(58)【調査した分野】(Int.Cl.,DB名)
鋼材と、前記鋼材の表面に形成されためっき層とを有するめっき鋼材であって、前記めっき層は、Fe、Al及びZnを含有するFe−Al系合金層のみからなるか、または前記鋼材側から、Fe、Al及びZnを含有するFe−Al系合金層と、Zn及びAlを含有する表面めっき層が順次形成されてなり、前記Fe−Al系合金層は、平均含有量で、Fe:10〜60質量%、Al:26〜60質量%、残部が実質的にZn及び不純物からなり、前記Fe−Al系合金層の平均厚さが30μm以上であり、前記めっき層が前記表面めっき層を含む場合には、前記表面めっき層は、平均含有量で、Al:0.1〜5.0質量%、残部が実質的にZn及び不純物からなり、前記表面めっき層の平均厚さが15μm未満であるか、または前記めっき層全体の厚さの1/10未満であることを特徴とする、耐食性に優れためっき鋼材。

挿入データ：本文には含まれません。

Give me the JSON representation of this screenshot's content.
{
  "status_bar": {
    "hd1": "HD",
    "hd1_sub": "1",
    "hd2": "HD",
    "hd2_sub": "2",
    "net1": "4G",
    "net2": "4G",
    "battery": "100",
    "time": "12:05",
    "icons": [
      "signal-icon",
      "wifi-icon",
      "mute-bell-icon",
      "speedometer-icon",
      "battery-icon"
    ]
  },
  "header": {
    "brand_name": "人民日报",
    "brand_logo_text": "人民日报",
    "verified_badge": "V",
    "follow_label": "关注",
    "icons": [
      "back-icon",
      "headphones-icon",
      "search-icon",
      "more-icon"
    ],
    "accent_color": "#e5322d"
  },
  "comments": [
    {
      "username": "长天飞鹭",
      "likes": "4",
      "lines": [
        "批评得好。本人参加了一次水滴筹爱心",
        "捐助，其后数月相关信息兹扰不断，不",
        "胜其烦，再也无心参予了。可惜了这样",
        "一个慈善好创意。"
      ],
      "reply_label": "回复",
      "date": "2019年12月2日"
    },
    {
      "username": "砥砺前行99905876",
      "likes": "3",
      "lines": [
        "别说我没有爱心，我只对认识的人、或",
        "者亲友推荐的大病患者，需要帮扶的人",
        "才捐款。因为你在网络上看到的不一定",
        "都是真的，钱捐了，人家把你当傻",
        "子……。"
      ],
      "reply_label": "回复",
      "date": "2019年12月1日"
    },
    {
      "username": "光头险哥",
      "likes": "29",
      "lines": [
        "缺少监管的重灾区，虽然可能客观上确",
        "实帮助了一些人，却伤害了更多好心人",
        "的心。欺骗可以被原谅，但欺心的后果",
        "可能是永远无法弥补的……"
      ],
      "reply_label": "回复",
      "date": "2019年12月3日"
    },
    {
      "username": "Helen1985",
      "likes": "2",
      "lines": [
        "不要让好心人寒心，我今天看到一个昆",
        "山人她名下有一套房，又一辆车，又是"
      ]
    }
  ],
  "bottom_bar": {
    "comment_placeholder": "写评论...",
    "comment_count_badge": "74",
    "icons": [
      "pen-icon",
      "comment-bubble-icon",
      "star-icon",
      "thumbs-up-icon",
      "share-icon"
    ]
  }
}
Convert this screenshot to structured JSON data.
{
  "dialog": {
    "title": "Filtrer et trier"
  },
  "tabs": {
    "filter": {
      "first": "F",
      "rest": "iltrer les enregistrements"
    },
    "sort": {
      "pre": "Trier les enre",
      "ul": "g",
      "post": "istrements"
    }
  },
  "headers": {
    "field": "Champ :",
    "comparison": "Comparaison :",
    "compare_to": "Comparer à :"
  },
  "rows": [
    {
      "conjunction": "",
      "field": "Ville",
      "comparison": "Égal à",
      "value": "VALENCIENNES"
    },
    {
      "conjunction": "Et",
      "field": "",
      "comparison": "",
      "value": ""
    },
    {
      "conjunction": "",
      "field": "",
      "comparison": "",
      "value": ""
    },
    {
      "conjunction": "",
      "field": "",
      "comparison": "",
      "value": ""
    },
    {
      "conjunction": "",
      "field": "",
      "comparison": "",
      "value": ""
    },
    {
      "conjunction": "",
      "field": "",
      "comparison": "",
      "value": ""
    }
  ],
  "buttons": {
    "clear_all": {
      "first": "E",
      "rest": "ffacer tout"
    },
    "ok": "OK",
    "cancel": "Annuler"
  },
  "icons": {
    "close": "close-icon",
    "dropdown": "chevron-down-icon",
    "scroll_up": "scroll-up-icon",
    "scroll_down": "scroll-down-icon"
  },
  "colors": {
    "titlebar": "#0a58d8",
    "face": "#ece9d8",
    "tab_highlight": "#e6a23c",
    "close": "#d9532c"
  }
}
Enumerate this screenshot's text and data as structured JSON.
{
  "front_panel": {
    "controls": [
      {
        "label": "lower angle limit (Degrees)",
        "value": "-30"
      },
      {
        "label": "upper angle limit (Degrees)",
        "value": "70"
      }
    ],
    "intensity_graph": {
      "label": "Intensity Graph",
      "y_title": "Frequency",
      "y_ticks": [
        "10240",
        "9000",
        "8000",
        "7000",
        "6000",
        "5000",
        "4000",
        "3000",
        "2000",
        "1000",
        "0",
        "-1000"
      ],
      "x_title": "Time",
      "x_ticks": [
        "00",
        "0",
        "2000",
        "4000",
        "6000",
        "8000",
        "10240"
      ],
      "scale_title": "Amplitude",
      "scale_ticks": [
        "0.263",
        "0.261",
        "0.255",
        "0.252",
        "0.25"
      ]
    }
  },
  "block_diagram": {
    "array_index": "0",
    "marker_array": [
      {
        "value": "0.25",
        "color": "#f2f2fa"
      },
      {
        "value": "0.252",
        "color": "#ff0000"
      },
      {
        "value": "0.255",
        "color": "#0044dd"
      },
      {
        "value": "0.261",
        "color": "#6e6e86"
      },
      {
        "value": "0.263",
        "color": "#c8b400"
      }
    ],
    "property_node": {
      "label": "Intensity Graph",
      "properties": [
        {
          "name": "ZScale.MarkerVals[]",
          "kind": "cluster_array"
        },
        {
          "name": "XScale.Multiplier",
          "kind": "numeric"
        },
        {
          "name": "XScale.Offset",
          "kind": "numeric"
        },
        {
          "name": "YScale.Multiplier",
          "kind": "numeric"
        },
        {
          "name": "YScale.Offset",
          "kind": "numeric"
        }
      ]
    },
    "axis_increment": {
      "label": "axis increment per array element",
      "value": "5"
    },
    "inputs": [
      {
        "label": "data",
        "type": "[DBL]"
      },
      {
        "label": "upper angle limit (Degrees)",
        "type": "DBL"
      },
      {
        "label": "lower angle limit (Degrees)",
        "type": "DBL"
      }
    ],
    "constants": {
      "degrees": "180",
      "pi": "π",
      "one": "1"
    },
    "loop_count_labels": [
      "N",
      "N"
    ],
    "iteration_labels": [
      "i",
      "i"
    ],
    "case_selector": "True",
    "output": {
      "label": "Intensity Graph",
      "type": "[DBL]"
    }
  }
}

前記Fe−Al系合金層が複数の層からなり、前記複数の層のうち前記表面めっき層に接する層のCr含有量が前記複数の層における他の層のCr含有量よりも高いことを特徴とする、請求項3に記載のめっき鋼材。
前記Fe−Al系合金層が、更に、平均含有量で、Mg:0超〜4質量%を含有し、かつMg含有量が前記Fe−Al系合金層中のZn含有量の1/10以下であることを特徴とする、請求項1〜4のいずれか1項に記載のめっき鋼材。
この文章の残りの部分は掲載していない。